Japan's Democratic Party could fall far short of Prime Minister Naoto Kan's target in this weekend's upper house poll,putting his job at risk and foiling efforts to curb a huge public debt.
The Democratic Party of Japan (DPJ), which swept to power for the first time last year with promises of change, will almost certainly run the government regardless of the outcome on June 4 as it controls the powerful lower house. But the party needs a majority in the upper chamber to enact laws and implement policies smoothly.
Stock market experts said the policy deadlock likely to ensue if the Democrats fared badly and struggled to find new allies would be worrisome, but that investors had grown accustomed to political confusion in Japan and were unlikely to overreact.
Kan, who took over last month as Japan's fifth prime minister in three years, has put fiscal reform at the centre of the campaign, including a possible doubling of the 5 percent sales tax to curb a public debt already nearly twice the size of GDP.
Kan has set a modest target of winning at least 54 seats, the same number that the DPJ has up for grabs in the election but fewer than the 60 it needs for an outright majority in the 242-seat chamber. Half the seats are being contested.

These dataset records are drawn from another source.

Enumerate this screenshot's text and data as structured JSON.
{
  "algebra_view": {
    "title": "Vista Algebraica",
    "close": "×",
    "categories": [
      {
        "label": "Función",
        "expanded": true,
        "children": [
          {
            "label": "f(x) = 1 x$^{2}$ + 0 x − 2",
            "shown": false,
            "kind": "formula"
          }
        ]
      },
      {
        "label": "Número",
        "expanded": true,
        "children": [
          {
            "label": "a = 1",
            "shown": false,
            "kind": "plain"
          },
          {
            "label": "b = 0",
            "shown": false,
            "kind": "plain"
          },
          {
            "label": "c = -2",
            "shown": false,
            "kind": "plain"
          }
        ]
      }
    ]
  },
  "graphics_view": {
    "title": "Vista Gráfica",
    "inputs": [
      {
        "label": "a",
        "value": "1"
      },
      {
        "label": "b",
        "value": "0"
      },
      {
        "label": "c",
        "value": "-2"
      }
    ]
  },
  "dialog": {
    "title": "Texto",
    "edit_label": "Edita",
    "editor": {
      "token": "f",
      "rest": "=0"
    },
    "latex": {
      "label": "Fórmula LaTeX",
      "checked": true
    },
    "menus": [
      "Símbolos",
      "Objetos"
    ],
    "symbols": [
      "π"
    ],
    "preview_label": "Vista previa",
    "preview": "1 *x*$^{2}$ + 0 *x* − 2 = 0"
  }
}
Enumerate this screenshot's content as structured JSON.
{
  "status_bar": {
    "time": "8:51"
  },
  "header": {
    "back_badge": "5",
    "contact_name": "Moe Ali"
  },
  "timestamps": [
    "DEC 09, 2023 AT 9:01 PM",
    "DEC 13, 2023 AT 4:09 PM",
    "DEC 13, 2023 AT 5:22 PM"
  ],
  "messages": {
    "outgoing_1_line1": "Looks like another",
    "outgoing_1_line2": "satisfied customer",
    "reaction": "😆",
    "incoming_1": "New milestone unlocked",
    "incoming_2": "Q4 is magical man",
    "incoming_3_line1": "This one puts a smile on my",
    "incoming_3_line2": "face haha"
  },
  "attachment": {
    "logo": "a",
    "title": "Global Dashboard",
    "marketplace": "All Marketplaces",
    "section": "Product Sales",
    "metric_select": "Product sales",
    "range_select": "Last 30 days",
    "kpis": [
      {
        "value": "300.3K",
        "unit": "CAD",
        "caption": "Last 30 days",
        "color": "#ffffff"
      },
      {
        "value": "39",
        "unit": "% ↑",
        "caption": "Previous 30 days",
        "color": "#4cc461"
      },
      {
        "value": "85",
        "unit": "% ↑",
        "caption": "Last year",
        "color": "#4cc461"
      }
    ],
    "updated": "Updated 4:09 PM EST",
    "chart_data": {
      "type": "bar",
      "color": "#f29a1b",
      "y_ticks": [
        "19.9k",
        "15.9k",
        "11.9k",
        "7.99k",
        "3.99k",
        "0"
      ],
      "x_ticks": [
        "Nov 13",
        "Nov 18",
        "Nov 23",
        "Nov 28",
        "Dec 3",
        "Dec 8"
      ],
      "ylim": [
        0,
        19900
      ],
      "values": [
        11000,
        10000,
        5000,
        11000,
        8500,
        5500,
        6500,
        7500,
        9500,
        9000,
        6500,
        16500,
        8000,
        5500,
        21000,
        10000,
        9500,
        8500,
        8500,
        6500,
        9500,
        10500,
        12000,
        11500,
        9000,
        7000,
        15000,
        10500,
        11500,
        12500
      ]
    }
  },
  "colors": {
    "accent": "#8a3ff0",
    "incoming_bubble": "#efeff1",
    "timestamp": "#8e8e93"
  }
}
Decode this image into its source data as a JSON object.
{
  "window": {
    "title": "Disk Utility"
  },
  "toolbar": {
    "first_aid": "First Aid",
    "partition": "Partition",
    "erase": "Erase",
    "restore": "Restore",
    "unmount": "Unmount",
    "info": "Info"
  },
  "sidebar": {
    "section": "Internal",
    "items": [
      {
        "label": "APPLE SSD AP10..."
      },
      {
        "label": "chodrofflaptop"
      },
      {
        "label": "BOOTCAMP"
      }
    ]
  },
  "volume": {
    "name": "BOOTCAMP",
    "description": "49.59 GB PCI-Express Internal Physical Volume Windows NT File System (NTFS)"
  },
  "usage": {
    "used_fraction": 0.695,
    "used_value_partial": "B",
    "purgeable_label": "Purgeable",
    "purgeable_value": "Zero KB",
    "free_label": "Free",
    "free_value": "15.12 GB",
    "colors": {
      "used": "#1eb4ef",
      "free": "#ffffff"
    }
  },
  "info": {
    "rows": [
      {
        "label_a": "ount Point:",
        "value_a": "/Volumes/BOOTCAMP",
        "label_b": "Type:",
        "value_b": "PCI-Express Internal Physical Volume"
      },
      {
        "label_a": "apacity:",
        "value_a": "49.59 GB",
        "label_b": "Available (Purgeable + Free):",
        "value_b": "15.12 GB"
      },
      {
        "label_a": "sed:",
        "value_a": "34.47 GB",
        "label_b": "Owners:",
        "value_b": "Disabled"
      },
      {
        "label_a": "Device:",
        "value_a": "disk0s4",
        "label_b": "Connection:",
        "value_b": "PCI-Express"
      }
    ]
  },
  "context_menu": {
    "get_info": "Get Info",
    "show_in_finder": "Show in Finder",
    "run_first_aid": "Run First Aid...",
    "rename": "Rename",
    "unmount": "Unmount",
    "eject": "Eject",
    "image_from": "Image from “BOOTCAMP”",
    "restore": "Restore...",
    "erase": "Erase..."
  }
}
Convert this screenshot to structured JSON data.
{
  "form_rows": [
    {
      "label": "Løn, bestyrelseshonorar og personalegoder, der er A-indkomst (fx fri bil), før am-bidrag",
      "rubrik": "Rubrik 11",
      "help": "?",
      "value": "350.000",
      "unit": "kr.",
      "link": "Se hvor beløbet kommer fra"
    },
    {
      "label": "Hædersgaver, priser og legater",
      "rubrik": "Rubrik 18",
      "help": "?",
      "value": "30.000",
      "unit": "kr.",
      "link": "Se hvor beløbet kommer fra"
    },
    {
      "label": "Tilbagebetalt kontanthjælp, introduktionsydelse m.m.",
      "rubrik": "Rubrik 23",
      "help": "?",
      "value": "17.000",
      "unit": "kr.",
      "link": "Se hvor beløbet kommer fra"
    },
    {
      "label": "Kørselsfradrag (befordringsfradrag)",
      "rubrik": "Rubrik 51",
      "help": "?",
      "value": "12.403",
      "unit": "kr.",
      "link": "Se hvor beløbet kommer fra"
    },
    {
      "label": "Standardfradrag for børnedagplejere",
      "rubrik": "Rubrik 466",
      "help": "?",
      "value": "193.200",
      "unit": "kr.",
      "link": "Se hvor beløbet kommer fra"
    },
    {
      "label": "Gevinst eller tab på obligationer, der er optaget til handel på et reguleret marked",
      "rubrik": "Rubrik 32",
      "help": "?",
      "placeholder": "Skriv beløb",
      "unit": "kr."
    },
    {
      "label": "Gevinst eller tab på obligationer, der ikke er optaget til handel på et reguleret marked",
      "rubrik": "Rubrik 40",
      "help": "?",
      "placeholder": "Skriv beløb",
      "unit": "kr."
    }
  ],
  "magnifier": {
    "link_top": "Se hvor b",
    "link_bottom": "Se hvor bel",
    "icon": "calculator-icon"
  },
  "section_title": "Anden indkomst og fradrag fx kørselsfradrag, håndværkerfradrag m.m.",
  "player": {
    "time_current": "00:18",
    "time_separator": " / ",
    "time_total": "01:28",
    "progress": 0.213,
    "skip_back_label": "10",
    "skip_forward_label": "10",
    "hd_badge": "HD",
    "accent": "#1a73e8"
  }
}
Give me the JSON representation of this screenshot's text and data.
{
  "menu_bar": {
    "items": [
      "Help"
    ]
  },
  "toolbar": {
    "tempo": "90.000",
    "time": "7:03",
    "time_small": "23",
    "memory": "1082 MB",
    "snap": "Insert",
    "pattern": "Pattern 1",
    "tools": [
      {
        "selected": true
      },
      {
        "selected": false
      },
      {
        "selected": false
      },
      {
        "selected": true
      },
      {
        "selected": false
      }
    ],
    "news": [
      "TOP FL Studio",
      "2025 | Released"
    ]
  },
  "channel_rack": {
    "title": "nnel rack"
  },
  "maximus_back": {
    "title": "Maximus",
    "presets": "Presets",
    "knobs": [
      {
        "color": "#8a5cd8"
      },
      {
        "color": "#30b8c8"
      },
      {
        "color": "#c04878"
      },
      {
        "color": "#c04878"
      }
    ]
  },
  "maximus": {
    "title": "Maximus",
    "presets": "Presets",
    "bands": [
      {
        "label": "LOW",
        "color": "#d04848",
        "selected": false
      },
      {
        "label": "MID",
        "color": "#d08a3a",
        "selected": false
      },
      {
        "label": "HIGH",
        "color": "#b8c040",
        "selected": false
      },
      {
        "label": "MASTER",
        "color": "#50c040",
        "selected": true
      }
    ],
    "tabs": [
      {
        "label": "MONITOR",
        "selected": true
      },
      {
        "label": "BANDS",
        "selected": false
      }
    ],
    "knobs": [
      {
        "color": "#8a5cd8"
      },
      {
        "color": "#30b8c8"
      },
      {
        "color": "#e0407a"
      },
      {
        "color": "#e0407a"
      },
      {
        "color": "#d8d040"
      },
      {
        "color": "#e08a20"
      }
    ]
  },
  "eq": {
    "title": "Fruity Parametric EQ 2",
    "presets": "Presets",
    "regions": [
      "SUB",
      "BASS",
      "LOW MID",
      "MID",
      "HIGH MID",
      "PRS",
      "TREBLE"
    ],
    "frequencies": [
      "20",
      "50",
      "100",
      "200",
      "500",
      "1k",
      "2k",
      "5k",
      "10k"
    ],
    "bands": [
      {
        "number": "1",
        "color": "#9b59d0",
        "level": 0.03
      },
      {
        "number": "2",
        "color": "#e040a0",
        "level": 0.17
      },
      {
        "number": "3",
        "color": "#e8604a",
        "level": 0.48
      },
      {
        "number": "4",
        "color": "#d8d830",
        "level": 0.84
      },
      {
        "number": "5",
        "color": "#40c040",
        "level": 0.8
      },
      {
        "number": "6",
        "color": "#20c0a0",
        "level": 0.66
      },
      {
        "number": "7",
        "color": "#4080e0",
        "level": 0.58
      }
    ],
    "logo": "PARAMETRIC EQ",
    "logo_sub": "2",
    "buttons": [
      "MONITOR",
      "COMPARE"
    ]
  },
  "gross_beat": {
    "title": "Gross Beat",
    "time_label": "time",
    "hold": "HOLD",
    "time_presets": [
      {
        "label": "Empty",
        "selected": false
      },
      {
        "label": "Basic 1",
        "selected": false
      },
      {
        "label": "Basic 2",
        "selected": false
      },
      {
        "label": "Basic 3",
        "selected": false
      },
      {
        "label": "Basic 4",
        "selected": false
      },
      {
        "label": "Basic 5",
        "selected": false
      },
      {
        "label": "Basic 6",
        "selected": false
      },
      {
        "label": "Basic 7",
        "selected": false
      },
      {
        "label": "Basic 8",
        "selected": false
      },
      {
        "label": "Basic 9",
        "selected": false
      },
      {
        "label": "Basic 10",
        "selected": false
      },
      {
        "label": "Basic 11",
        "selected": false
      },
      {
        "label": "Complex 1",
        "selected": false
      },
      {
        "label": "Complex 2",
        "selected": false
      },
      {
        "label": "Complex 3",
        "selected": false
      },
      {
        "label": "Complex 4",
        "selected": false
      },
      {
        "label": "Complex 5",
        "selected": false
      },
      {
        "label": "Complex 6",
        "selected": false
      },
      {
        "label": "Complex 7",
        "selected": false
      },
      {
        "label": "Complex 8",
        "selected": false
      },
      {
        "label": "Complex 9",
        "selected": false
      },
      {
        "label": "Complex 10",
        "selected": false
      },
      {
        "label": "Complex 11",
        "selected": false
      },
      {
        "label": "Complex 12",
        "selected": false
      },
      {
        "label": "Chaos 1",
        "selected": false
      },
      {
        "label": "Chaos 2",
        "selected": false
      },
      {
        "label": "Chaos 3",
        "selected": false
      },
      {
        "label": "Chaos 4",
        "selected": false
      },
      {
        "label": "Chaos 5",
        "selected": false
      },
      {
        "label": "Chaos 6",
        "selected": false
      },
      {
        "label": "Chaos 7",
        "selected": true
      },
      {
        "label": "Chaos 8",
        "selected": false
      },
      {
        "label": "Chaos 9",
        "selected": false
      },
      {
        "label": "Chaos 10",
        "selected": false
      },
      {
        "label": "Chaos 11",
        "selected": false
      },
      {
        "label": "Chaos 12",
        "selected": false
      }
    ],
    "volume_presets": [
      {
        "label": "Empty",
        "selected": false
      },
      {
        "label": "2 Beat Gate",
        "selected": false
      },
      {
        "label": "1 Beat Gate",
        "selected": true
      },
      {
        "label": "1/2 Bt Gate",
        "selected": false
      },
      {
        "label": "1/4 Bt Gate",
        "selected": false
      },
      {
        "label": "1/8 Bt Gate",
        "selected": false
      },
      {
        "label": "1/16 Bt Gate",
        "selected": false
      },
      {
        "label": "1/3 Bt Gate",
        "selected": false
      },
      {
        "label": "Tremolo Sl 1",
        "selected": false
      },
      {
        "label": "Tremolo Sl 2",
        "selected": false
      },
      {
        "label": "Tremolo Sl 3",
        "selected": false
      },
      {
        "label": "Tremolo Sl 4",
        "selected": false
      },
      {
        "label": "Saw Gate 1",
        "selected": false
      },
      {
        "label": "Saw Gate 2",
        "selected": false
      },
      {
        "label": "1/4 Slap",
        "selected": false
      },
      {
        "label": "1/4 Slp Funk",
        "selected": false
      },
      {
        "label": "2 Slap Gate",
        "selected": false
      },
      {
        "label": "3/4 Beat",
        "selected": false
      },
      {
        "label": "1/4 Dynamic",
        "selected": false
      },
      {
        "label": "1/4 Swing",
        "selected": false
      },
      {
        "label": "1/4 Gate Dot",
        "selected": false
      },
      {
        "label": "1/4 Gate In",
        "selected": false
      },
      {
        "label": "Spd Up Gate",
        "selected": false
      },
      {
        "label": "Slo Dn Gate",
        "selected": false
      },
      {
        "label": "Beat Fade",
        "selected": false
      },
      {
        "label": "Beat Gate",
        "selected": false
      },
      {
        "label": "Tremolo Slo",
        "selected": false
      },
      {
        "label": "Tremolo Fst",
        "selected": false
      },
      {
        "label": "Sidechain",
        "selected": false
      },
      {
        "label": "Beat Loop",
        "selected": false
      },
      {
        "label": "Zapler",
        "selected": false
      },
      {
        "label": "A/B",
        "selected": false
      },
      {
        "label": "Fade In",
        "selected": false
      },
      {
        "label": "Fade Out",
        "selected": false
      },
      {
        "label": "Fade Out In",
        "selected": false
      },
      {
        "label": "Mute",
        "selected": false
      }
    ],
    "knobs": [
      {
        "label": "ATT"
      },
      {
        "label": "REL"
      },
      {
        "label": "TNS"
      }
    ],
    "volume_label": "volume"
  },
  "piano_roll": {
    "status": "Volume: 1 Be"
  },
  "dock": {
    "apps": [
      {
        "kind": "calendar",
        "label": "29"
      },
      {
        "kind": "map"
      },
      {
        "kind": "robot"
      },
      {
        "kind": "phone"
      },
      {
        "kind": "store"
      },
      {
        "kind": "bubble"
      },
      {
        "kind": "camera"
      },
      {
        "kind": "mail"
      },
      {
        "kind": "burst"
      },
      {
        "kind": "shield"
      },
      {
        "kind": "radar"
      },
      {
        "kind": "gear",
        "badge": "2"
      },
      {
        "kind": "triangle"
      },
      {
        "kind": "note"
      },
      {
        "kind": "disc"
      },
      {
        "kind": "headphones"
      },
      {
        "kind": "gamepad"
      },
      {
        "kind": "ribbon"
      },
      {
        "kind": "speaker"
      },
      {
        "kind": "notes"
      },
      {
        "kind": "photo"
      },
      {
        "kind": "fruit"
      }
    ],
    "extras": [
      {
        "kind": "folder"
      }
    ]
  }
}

But a July 4-6 survey by Kyodo news agency published today showed that the DPJ might win fewer than 50 seats, and the Tokyo Shimbun newspaper forecast a similar result. "If they get more than 50 seats, the Kan administration can continue, but if below 50, calls for him to take responsibility will emerge," said independent analyst Atsuo Ito.
A result producing fewer than 50 seats for the DPJ would leave Kan vulnerable to a challenge from inside his own party, although the fiery former grassroots activist is unlikely to go down without a fight.
ONLY THE GODS KNOW
Japanese government bond yields have fallen since Kan put fiscal reform on the agenda and a messy election outcome could weaken that trend. Stock market experts, though, seemed rather blase about the prospects of more policy chaos.
"If the Democrats can't get 50 seats, we'll have a state of confusion and such political confusion is negative to the market," said Kenichi Hirano, operating officer at Tachibana Securities. "But foreign investors ... in Japanese stocks have seen and become immune to situations like this in this country."
Kyodo also said the DPJ and its tiny ally, the People's New Party, would have a tough time winning the 56 seats that would allow them to keep joint control of the upper chamber, meaning the Democrats would have to seek new allies.
A weak showing for the Democrats would undercut Kan's ability to get backing from other parties to implement policies, including a sales tax rise that Kan has said could take at least two or three years to enact.
It would also raise the likelihood that DPJ powerbroker Ichiro Ozawa would back a rival to Kan in a party vote that is set for September but could be moved forward. Support for the DPJ rebounded after Kan took over from unpopular Yukio Hatoyama last month, but has receded since he floated the possible sales tax hike.
"We need to rebuild our system so it is sustainable. But we're still struggling a bit to figure out where to start tackling this issue in a way that is supported politically," Chief Cabinet Secretary Yoshito Sengoku said at a news conference.
"Only the gods know what the election outcome will be," he added.
The main opposition Liberal Democratic Party and smaller opposition groups such as the pro-reform Your Party have flatly rejected the notion of a tie-up, although analysts said they could change their tune if the Democrats do well.
"Party executives and those close to Kan are talking not of a rejig of the coalition but of cooperation with opposition parties on a policy-by-policy basis," analyst Ito said. "In that case, they won't be able to make progress on policies ... and they will not be able to take bold measures on fiscal reform."